[モスクワ 10日 ロイター] - ロシア政府は10日、プーチン大統領が、12日にモスクワを訪問予定のティラーソン米国務長官との会談を予定していないと明らかにした。

ロシアのペスコフ大統領報道官は10日の記者会見で、「(プーチン大統領とティラーソン長官との)会談は発表しておらず、現時点で大統領の予定にない」と発言。ティラーソン長官が厳格な外交儀礼に則り、ラブロフ外相と会談するにとどまることを示唆した。

大統領が長官と会談しない理由は明らかにしなかった。

ティラーソン長官の前任のジョン・ケリー氏は、国務長官としてロシアを訪問した際にロシア外相のほか、プーチン大統領とも頻繁に会談していた。

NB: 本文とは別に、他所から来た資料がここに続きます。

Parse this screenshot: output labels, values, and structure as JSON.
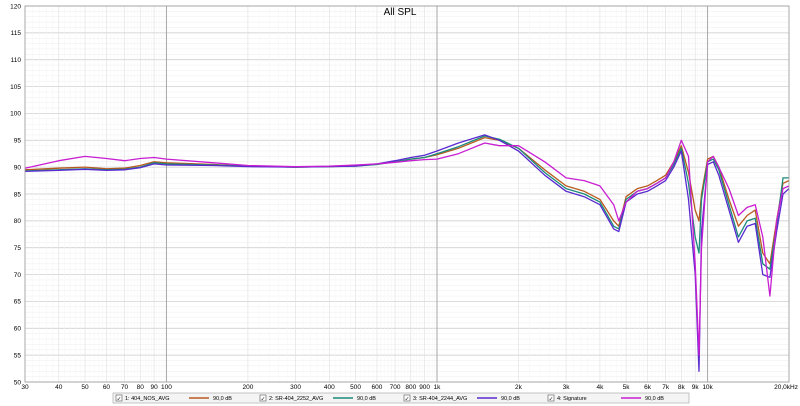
{
  "chart_data": {
    "type": "line",
    "title": "All SPL",
    "xlabel": "",
    "ylabel": "",
    "x_scale": "log",
    "xlim": [
      30,
      20000
    ],
    "ylim": [
      50,
      120
    ],
    "grid": true,
    "legend_placement": "bottom",
    "x_tick_labels": [
      {
        "v": 30,
        "t": "30"
      },
      {
        "v": 40,
        "t": "40"
      },
      {
        "v": 50,
        "t": "50"
      },
      {
        "v": 60,
        "t": "60"
      },
      {
        "v": 70,
        "t": "70"
      },
      {
        "v": 80,
        "t": "80"
      },
      {
        "v": 90,
        "t": "90"
      },
      {
        "v": 100,
        "t": "100"
      },
      {
        "v": 200,
        "t": "200"
      },
      {
        "v": 300,
        "t": "300"
      },
      {
        "v": 400,
        "t": "400"
      },
      {
        "v": 500,
        "t": "500"
      },
      {
        "v": 600,
        "t": "600"
      },
      {
        "v": 700,
        "t": "700"
      },
      {
        "v": 800,
        "t": "800"
      },
      {
        "v": 900,
        "t": "900"
      },
      {
        "v": 1000,
        "t": "1k"
      },
      {
        "v": 2000,
        "t": "2k"
      },
      {
        "v": 3000,
        "t": "3k"
      },
      {
        "v": 4000,
        "t": "4k"
      },
      {
        "v": 5000,
        "t": "5k"
      },
      {
        "v": 6000,
        "t": "6k"
      },
      {
        "v": 7000,
        "t": "7k"
      },
      {
        "v": 8000,
        "t": "8k"
      },
      {
        "v": 9000,
        "t": "9k"
      },
      {
        "v": 10000,
        "t": "10k"
      },
      {
        "v": 20000,
        "t": "20,0kHz"
      }
    ],
    "y_tick_labels": [
      "120",
      "115",
      "110",
      "105",
      "100",
      "95",
      "90",
      "85",
      "80",
      "75",
      "70",
      "65",
      "60",
      "55",
      "50"
    ],
    "y_ticks": [
      120,
      115,
      110,
      105,
      100,
      95,
      90,
      85,
      80,
      75,
      70,
      65,
      60,
      55,
      50
    ],
    "series": [
      {
        "name": "1: 404_NOS_AVG",
        "level": "90,0 dB",
        "color": "#b85a1e",
        "x": [
          30,
          40,
          50,
          60,
          70,
          80,
          90,
          100,
          150,
          200,
          300,
          400,
          500,
          600,
          700,
          800,
          900,
          1000,
          1200,
          1500,
          1700,
          2000,
          2500,
          3000,
          3500,
          4000,
          4500,
          4700,
          5000,
          5500,
          6000,
          6500,
          7000,
          7500,
          8000,
          8500,
          9000,
          9300,
          9500,
          10000,
          10500,
          11000,
          12000,
          13000,
          14000,
          15000,
          16000,
          17000,
          18000,
          19000,
          20000
        ],
        "y": [
          89.5,
          89.8,
          90.0,
          89.7,
          89.8,
          90.3,
          91.0,
          90.8,
          90.5,
          90.2,
          90.0,
          90.1,
          90.3,
          90.6,
          91.0,
          91.5,
          91.8,
          92.3,
          93.5,
          95.5,
          95.0,
          93.5,
          89.5,
          86.5,
          85.5,
          84.0,
          80.0,
          79.0,
          84.5,
          86.0,
          86.5,
          87.5,
          88.5,
          91.0,
          94.0,
          89.0,
          82.0,
          80.0,
          85.0,
          91.5,
          92.0,
          90.0,
          84.0,
          79.0,
          81.0,
          82.0,
          74.0,
          72.0,
          80.0,
          87.0,
          87.5
        ]
      },
      {
        "name": "2: SR-404_2252_AVG",
        "level": "90,0 dB",
        "color": "#1a8a7a",
        "x": [
          30,
          40,
          50,
          60,
          70,
          80,
          90,
          100,
          150,
          200,
          300,
          400,
          500,
          600,
          700,
          800,
          900,
          1000,
          1200,
          1500,
          1700,
          2000,
          2500,
          3000,
          3500,
          4000,
          4500,
          4700,
          5000,
          5500,
          6000,
          6500,
          7000,
          7500,
          8000,
          8500,
          9000,
          9300,
          9500,
          10000,
          10500,
          11000,
          12000,
          13000,
          14000,
          15000,
          16000,
          17000,
          18000,
          19000,
          20000
        ],
        "y": [
          89.3,
          89.5,
          89.7,
          89.5,
          89.6,
          90.0,
          90.8,
          90.6,
          90.4,
          90.2,
          90.0,
          90.1,
          90.2,
          90.5,
          91.0,
          91.5,
          91.8,
          92.5,
          93.8,
          95.8,
          95.2,
          93.5,
          89.0,
          86.0,
          85.0,
          83.5,
          79.0,
          78.5,
          84.0,
          85.5,
          86.0,
          87.0,
          88.0,
          90.5,
          93.5,
          87.0,
          77.0,
          74.0,
          84.0,
          91.0,
          91.5,
          89.5,
          83.0,
          77.0,
          80.0,
          80.5,
          72.0,
          71.0,
          79.0,
          88.0,
          88.0
        ]
      },
      {
        "name": "3: SR-404_2244_AVG",
        "level": "90,0 dB",
        "color": "#5a2ad0",
        "x": [
          30,
          40,
          50,
          60,
          70,
          80,
          90,
          100,
          150,
          200,
          300,
          400,
          500,
          600,
          700,
          800,
          900,
          1000,
          1200,
          1500,
          1700,
          2000,
          2500,
          3000,
          3500,
          4000,
          4500,
          4700,
          5000,
          5500,
          6000,
          6500,
          7000,
          7500,
          8000,
          8500,
          9000,
          9300,
          9500,
          10000,
          10500,
          11000,
          12000,
          13000,
          14000,
          15000,
          16000,
          17000,
          18000,
          19000,
          20000
        ],
        "y": [
          89.2,
          89.4,
          89.6,
          89.4,
          89.5,
          89.9,
          90.6,
          90.4,
          90.3,
          90.1,
          90.0,
          90.1,
          90.2,
          90.6,
          91.2,
          91.8,
          92.2,
          93.0,
          94.5,
          96.0,
          95.0,
          93.0,
          88.5,
          85.5,
          84.5,
          83.0,
          78.5,
          78.0,
          83.5,
          85.0,
          85.5,
          86.5,
          87.5,
          90.0,
          93.0,
          84.0,
          70.0,
          52.0,
          78.0,
          90.5,
          91.0,
          88.5,
          82.0,
          76.0,
          79.0,
          79.5,
          70.0,
          69.5,
          78.0,
          85.0,
          86.0
        ]
      },
      {
        "name": "4: Signature",
        "level": "90,0 dB",
        "color": "#c81ed2",
        "x": [
          30,
          40,
          50,
          60,
          70,
          80,
          90,
          100,
          150,
          200,
          300,
          400,
          500,
          600,
          700,
          800,
          900,
          1000,
          1200,
          1500,
          1700,
          2000,
          2500,
          3000,
          3500,
          4000,
          4500,
          4700,
          5000,
          5500,
          6000,
          6500,
          7000,
          7500,
          8000,
          8500,
          9000,
          9300,
          9500,
          10000,
          10500,
          11000,
          12000,
          13000,
          14000,
          15000,
          16000,
          17000,
          18000,
          19000,
          20000
        ],
        "y": [
          89.8,
          91.2,
          92.0,
          91.6,
          91.2,
          91.6,
          91.8,
          91.5,
          90.8,
          90.3,
          90.1,
          90.2,
          90.4,
          90.6,
          90.9,
          91.2,
          91.4,
          91.5,
          92.5,
          94.5,
          94.0,
          94.0,
          91.0,
          88.0,
          87.5,
          86.5,
          83.0,
          80.0,
          83.5,
          85.5,
          86.0,
          87.0,
          88.0,
          91.0,
          95.0,
          92.0,
          72.0,
          55.0,
          75.0,
          91.0,
          92.0,
          90.0,
          86.0,
          81.0,
          82.5,
          83.0,
          77.0,
          66.0,
          80.0,
          86.0,
          86.5
        ]
      }
    ]
  }
}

ロシア政府から友好勲章を授与されるなど、ロシアとのつながりの深いティラーソン氏は今回、米国務長官として初めてのロシア訪問でプーチン大統領と会談すると見込まれていた。

ロシア政府が会談を予定していないと発表した背景には、前週の米軍によるシリア空軍基地へのミサイル攻撃を巡る米ロ関係の悪化が関係している可能性がある。

ペスコフ報道官は、米軍のシリア攻撃は、シリア問題の解決に向けたロシアとの協力に米国が消極的であることの表れだと指摘。

ティラーソン長官がロシア訪問を機に、シリアのアサド政権への支援から手を引くようロシアに迫るとの報道については、「アサド政権に退陣を迫るだけでは問題解決にならない」と否定的な見方を示した。